I ain’t afraid of no ghosts

There are almost as many ‘explanations’ of ghosts as there are ghosts themselves. One day, all ghostly phenomena may be explicable in scientific terms or, one day, we may become aware of a parallel or interfused reality in which they, and other such inexplicable things, have their existence. Here are just some of the possible explanations:

  • A ghost could be a folk memory of an ancient tragedy. For example the crying child ghost heard at the Roman fortress of Reculver, in Kent. In 1966 the skeletons of several babies were discovered beneath the foundations. Could the crying ghosts be ‘memories’ of a ritual child sacrifice some 2000 years ago? At Richborough, sixteen or seventeen miles from Reculver, a ghostly Roman cohort is sometimes seen, its phantom soldiers marching into the sea.
  • Ghosts are not even always human beings. Phantom ships have been seen sailing towards shore, leaving the water and continuing to ‘sail’ for a considerable distance overland. In Cornwall ‘corpse candles’ were said to foretell a death. These small blobs of yellow light would process along the street and stop over the house where a death was imminent. This is a strange, parallel – Cornish lights hovering over a house of death; the Star of Bethlehem hovering over a house of birth.
  • In some parts of Britain there have been reports of spectral coaches drawn by headless horses. This could be a ‘memory’ of the Norse invaders and their god Odin/Woden – whose Wild Hunt was said to cross the night sky in Winter followed by baying hounds. To witness the Wild Hunt was to be carried off to a distant land. To speak with the Huntsman meant certain death. Spectral dogs could be a folk-memory of Odin’s fearsome hounds.

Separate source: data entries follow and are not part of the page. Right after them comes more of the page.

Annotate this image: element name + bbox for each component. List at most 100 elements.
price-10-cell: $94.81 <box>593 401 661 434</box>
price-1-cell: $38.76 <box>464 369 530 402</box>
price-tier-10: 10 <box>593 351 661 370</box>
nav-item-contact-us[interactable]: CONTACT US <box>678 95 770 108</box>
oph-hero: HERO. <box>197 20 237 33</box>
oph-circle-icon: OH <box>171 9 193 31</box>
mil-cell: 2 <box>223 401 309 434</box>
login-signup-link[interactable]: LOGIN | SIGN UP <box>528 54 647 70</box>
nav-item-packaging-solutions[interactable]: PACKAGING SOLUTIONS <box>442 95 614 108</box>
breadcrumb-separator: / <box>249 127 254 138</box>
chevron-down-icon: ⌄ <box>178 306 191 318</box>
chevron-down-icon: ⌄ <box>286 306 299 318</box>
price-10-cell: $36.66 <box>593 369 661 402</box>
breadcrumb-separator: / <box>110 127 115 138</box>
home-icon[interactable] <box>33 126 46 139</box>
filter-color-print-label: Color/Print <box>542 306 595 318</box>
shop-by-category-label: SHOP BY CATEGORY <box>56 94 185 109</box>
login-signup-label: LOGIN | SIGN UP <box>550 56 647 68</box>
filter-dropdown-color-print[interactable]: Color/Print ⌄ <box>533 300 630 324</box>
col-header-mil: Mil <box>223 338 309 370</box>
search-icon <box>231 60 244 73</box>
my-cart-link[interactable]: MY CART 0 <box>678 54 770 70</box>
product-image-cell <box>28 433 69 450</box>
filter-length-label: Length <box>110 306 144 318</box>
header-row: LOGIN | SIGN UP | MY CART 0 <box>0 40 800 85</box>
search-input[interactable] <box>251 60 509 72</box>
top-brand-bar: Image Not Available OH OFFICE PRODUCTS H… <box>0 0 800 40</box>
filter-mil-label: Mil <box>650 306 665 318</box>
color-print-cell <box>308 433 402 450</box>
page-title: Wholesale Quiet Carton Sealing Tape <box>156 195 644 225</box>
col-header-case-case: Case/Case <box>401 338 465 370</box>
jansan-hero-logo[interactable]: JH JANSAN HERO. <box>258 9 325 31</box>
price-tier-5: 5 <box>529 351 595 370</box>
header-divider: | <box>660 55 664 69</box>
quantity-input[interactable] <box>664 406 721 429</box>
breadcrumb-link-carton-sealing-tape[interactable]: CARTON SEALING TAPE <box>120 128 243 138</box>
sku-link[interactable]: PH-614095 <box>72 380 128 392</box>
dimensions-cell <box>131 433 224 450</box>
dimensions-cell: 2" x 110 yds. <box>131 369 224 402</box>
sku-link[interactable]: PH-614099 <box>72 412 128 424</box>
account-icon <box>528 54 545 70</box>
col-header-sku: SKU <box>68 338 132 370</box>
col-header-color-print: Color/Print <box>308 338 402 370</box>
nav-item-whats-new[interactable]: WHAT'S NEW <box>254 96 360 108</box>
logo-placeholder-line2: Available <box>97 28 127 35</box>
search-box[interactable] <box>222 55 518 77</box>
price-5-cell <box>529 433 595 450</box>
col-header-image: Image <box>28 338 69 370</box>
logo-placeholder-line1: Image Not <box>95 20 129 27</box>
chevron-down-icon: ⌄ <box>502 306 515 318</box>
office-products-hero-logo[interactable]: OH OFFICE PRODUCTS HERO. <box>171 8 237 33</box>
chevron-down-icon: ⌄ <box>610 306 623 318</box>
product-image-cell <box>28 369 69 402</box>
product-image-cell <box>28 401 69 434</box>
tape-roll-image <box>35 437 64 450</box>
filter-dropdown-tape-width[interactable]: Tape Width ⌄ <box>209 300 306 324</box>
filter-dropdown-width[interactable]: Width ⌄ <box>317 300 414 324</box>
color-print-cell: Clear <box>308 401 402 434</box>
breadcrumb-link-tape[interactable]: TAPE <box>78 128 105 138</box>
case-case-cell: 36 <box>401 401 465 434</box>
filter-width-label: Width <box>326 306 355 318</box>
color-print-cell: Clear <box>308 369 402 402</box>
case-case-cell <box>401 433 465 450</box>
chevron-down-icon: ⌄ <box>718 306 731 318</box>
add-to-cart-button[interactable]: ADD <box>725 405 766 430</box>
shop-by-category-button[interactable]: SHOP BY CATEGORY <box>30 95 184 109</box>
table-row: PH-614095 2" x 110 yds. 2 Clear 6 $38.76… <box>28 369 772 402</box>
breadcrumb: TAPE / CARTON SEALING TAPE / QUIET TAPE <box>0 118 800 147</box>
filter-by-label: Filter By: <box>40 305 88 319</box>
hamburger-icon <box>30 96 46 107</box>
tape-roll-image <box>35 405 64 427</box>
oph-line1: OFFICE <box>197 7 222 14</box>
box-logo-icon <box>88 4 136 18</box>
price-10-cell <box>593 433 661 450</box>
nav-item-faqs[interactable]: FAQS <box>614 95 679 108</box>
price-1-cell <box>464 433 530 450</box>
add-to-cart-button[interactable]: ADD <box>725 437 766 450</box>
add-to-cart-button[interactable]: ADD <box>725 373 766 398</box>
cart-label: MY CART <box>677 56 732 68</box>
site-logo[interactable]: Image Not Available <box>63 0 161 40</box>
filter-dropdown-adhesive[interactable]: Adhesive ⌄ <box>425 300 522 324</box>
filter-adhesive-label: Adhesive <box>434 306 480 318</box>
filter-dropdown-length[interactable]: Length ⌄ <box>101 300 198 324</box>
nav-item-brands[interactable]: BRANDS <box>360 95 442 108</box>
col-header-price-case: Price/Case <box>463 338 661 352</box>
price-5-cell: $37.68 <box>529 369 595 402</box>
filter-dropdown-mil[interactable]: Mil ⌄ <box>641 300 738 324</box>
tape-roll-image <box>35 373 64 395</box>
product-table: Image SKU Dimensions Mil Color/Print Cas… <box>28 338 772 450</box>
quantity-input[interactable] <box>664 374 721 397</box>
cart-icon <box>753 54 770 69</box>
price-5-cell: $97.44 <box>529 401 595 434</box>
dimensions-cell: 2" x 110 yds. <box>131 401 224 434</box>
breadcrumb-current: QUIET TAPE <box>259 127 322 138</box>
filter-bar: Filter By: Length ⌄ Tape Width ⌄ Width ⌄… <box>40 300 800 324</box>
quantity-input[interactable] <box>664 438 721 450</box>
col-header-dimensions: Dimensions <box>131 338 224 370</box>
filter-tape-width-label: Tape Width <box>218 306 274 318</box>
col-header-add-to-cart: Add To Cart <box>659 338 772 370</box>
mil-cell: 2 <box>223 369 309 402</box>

  • Many ghosts are said to be those of famous or royal personages. It may be that we just cannot let go of the idea of these individuals – that they are so vividly alive in our imaginations that we cannot accept the mundane fact of their deaths. Think of Elvis Presley and all the rumours that he did not die, that he has been sighted walking past a window at Gracelands and so forth.
  • And then there is the legion of Grey Ladies, Brown Ladies and other nameless ghosts, whose original purpose for remaining has faded with time, but who still walk the corridors of country houses, or haunt the cellars of castles, apparently manifesting some long-ago instense emotion – love, hate, fear, the need for revenge or a final farewell – leaving some kind of pattern in the fabric of time for sensitives to pick up on.
  • Animals react to ghosts in different ways. Horses sweat and shy, and dogs bark in the presence of a ghost, but cats enjoy the company of ghosts and are said to purr when they are around. The farmyard cockerel could banish ghosts and avert the evil eye, at least in the Hebrides. A cock crowing at dawn told the farmer it was safe to rise and begin his day’s work, for the spirits of darkness had all been banished. It was said that a cockerel could frighten away the Devil himself – one reason cockerels appear so often in church weathervanes.
  • Many of the old customs around the time of death and in connection with funerals, were not so much to honour the dead as to make sure they could not come back and haunt their fearful relatives. Touching the dead person, gently and respectfully, prevented the toucher from being haunted by the ghost of the corpse. It was also a way of proving that goodwill existed between toucher and corpse. A murdered man’s body was said to bleed if touched by his murderer.
  • Fairies were once believed to be the ghosts of those that had died before Christianity came to Britian, and of the stillborn and the unbaptised.
  • The festival of Samain or Samhain (pronounced sahwin or sowin), the Gaelic festival marking the end of harvest and the beginning of winter (31 October/1 November – the origin of our Halloween) was a time when natural laws were suspended and ghosts and demons were free to roam. Samain was the beginning of the celtic calendar and signified both death and new life. This was the time for animals to be slaughtered to provide food for winter, and for sheep to be mated for next year’s flock.